The document is called "Standards of Business Conduct." Fox News Media wrote it, named it, and distributed it to employees. The document uses the word "rigorous" to describe the level of honesty required. It uses the phrase "accurate and complete" to describe what financial records should be. The document has been in place for some time.
Jason Hermes is the Vice President of Content Sales and Partnerships at Fox Weather, which is a Fox News Media property. He oversees ninety million dollars in annual business. Recently, an undercover journalist recorded him explaining his approach to expense management.
"We would just lie on the Fox Expense Reports," he said. "No one's gonna f*ing say a word to me."
I am not making this up.
The Standards of Business Conduct document says "rigorous honesty." Hermes said "we would just lie." Both of these things are true. Fox News Media produced both of them. One was produced by the legal department. One was produced by a hidden camera in a restaurant.
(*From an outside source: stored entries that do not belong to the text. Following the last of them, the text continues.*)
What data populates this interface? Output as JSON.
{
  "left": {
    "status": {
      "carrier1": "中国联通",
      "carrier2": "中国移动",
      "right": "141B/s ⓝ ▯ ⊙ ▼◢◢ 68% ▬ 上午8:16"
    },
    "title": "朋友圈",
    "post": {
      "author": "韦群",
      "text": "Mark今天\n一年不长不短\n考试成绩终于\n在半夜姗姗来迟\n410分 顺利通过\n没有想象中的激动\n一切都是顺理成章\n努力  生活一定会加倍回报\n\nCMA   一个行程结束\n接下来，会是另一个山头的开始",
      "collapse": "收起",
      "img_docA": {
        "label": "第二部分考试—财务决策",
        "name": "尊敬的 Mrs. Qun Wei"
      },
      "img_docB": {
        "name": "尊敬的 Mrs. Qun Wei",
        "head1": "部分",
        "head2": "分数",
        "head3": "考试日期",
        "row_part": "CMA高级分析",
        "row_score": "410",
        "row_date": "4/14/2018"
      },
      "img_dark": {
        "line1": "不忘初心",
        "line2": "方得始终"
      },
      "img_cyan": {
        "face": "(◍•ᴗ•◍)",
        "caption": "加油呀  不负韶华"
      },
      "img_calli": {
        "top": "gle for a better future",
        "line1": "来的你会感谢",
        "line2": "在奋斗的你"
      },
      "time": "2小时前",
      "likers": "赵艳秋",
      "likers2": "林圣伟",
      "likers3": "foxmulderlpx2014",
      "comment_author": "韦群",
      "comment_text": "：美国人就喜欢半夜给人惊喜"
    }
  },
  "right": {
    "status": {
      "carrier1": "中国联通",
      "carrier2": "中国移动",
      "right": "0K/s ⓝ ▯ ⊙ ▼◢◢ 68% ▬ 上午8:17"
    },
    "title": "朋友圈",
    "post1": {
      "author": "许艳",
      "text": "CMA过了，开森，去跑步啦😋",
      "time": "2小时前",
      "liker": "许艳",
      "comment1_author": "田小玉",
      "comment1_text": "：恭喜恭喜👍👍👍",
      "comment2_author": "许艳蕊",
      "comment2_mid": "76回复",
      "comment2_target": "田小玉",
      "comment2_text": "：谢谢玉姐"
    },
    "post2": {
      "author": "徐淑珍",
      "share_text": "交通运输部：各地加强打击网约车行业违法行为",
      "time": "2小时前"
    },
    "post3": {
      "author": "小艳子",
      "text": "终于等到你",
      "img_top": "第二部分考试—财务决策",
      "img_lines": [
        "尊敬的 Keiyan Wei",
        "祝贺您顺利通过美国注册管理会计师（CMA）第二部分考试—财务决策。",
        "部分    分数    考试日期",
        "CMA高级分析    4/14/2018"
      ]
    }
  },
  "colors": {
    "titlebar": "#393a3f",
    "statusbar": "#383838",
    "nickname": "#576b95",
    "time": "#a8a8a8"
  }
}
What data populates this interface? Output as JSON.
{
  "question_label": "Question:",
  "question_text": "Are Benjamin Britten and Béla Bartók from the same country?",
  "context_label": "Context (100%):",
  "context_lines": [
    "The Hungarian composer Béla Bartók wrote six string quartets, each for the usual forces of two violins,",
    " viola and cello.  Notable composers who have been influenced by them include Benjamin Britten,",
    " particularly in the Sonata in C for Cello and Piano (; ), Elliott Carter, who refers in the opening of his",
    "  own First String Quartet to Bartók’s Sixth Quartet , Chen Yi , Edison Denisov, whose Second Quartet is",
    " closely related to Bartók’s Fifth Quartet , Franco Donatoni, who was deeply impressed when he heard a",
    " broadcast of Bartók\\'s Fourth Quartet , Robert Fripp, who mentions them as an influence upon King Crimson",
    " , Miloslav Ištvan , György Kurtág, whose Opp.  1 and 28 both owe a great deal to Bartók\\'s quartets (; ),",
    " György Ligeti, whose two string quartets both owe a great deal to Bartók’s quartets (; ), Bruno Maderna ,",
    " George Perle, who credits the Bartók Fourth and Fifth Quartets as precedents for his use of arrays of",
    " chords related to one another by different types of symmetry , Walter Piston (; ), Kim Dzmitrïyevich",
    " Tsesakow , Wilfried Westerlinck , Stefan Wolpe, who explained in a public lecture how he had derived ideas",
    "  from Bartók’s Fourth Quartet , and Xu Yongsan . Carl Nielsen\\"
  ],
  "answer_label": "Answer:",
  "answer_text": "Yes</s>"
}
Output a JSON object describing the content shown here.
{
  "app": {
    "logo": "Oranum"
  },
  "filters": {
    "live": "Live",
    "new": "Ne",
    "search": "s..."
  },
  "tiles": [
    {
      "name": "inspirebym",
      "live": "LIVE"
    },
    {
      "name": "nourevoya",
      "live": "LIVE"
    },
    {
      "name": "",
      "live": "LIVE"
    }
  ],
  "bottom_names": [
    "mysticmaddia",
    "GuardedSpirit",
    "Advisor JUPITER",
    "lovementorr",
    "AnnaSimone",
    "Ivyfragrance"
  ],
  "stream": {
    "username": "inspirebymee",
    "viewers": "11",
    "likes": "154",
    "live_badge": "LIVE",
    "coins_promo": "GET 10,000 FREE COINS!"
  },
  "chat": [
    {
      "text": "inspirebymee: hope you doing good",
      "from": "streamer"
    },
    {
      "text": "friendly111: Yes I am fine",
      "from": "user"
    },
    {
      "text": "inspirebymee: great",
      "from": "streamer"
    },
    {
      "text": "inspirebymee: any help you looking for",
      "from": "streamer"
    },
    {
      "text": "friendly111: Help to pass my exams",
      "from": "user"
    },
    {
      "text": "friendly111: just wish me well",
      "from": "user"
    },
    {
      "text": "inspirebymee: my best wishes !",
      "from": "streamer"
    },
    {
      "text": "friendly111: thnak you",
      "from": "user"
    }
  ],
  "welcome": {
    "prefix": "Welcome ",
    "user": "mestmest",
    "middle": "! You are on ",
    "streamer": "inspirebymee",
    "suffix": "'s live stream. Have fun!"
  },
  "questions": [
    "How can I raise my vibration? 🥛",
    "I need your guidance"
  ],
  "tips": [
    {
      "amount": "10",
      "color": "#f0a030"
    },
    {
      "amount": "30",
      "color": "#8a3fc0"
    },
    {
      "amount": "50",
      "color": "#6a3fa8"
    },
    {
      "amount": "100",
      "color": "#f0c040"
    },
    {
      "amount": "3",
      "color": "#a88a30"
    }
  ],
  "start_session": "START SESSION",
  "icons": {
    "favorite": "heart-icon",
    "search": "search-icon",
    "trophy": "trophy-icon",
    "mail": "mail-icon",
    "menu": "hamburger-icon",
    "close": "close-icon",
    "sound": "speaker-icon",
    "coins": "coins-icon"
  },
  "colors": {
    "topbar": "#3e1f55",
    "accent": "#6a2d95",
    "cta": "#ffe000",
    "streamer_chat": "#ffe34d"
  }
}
The four-thousand-dollar charge was for a strip club. It was charged to Fox corporate cards. The expense reports were handled, according to Hermes, in the manner he described. He used the word "we." This is a statement about institutional practice, not personal preference. "We would just lie" is a mission statement with a subject.
The organization that recorded Hermes was O'Keefe Media Group. James O'Keefe spent years building a career out of deploying undercover journalists to catch elite institutions saying things they would prefer not to have on camera. He developed the technique, refined it, and used it to document progressive organizations describing their actual methods. This week he used it on Fox News Media.
I am not making this up.
Fox News has produced extensive coverage of elite corruption, hidden agendas, and the gap between what powerful institutions say publicly and what they do privately. They have been doing this for years. The Standards of Business Conduct document has been in place the entire time. Both things appear to be true simultaneously.
Hermes said "it's still like that," referring to the practice. Present tense. An ongoing condition. Ninety million dollars in oversight. Four thousand dollars in documentation that was, according to Hermes, handled with the level of accuracy he described.
The document is still called "Standards of Business Conduct." Nothing about the name has changed. Everything about the name is still technically accurate. They have standards. They have business. They have conduct. The relationship between the three is a document separate from this one.